L’étonnante histoire qui suit est largement et injustement méconnue. Si c’était un film, ce serait quelque part entre OSS 117 et Le Jour le plus long, ou comment, en pleine occupation allemande, un homme allait produire l’œuvre la plus monumentale de l’art paléontologique en France sous la conduite de l’un des chefs de la Résistance, et avec l’argent du gouvernement de Vichy…

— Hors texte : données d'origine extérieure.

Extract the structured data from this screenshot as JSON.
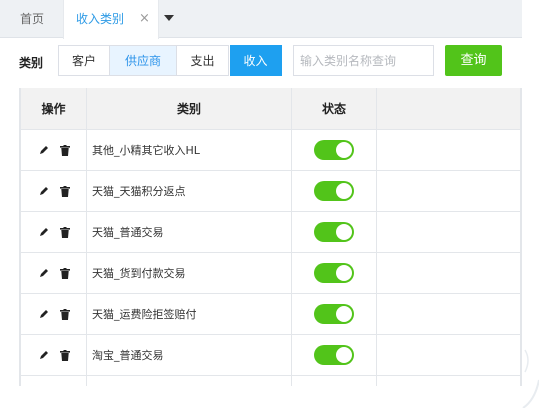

L’art de la reconstitution paléontologique a été dominé pendant plusieurs décennies par le peintre américain Charles Knight (1873-1956) qui a fortement influencé les artistes de la première partie du XXe siècle, notamment le Tchèque Zdenek Burian (1905-1981) dont les réalisations remplissaient les livres de vulgarisation européens des années soixante aux années quatre-vingts. Tous les aficionados des dinosaures ont aussi entendu parler de l’immense fresque peinte par Rudolf Zallinger au Peabody Museum de Yale (Zallinger reçut le prix Pullitzer en 1949 pour cette composition) ou de la décoration du Field Museum de Chicago par Charles Knight, deux ensembles monumentaux retraçant l’évolution de la vie. Il est en France un ensemble largement comparable, qui mérite bien un petit voyage à Rennes : c’est l’ensemble de 25 toiles réalisées pendant la Seconde Guerre mondiale par le peintre breton Mathurin Méheut (1882-1958) et son assistante Yvonne Jean-Haffen (1895-1993) pour la décoration de l’Institut de Géologie, à la demande du géologue Yves Milon (1897-1987), alors Doyen de la Faculté des Sciences de Rennes.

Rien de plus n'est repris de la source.